The result is, conversely, indeed probably the better outcome for the CS as a previous poster posited. An early victory forecloses on Emancipationist sentiment, possibly the Proclamation itself. The 'peculiar institution' is severely weakened but may eke out a dying existence into the 1880s, ending due to a lack of labor and exhausted land as well as territorial prohibition.
The political effect of early readmission is, with Tennessee, Arkansas, Louisiana and likely Virginia and North Carolina voting in 1864, a Democrat victory of the Seymour type. No Reconstruction or Freedmen's Bureau. By 1868, with all the seceded states back and slavery dying, political debate on the other issues - capitalism, internal construction etc (railways and tariffs).
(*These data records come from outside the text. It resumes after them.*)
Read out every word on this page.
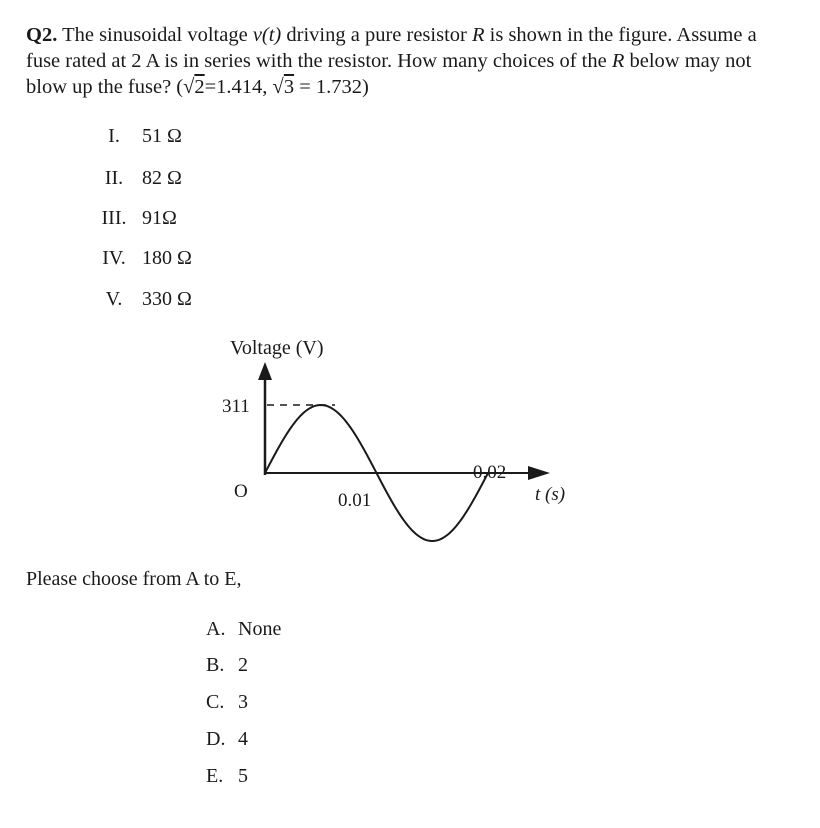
Q2. The sinusoidal voltage v(t) driving a pure resistor R is shown in the figure. Assume a fuse rated at 2 A is in series with the resistor. How many choices of the R below may not blow up the fuse? (√2=1.414, √3 = 1.732)

I.	51 Ω
II. 82 Ω
III. 91Ω
IV. 180 Ω
V. 330 Ω
Voltage (V)
311
O	0.01
0.02
t (s)
Please choose from A to E,
A. None
B. 2
C. 3
D. 4
E. 5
It is more likely that the Southern Transcontinental Route will be chosen (easier connections and symbolically and militarily binding the country) either alone or in parallel to the Northern Route. The Republicans may well retake the White House but the battle of ideas will be strongly contested as the U.S. is still tied to old ways. Pretty much only Slavery, Secession have been solved. The McKinley-Bryan battle will take place later I imagine, as the period of Republican dominance that pushed the country into a state where Industrial Capitalism and new ideas could win does not occur.
On the foreign front, will the U.S. put Juarez back on the 'throne' in Mexico? The French adventure will be scotched practically in the cradle, but will the Democrats be willing to restore a mixed-blood Indian and rabble-rouser to a failed Presidency? Will Lincoln's government, notwithstanding the great man's public support for the mestizo? Other than that, the United States will be as isolationist as historically. The conquering of the West will I expect take place largely as it did historically - on the one hand, the war finishes earlier, on the other devastation and disruption isn't as bad so there is a little less drive to move. One possible change is a lot more black emigration west from ex-slaves and runaways (the Dred Scott decisions and Fugitive Slave Laws are moot and the Territories are free territory where slavery is not presumed) and concurrent colonisation of Liberia, a government-sponsored project to lance the boil of black presence in the US, blamed for the war. So we could see the West 5% black (given 10% of the total population, that would be several times historical levels) and total slave and free-black population reduced by a quarter. Black codes will exist in the North to encourage the emigration of blacks from those States. It will be a significant political struggle which, outside of New England, will be successful.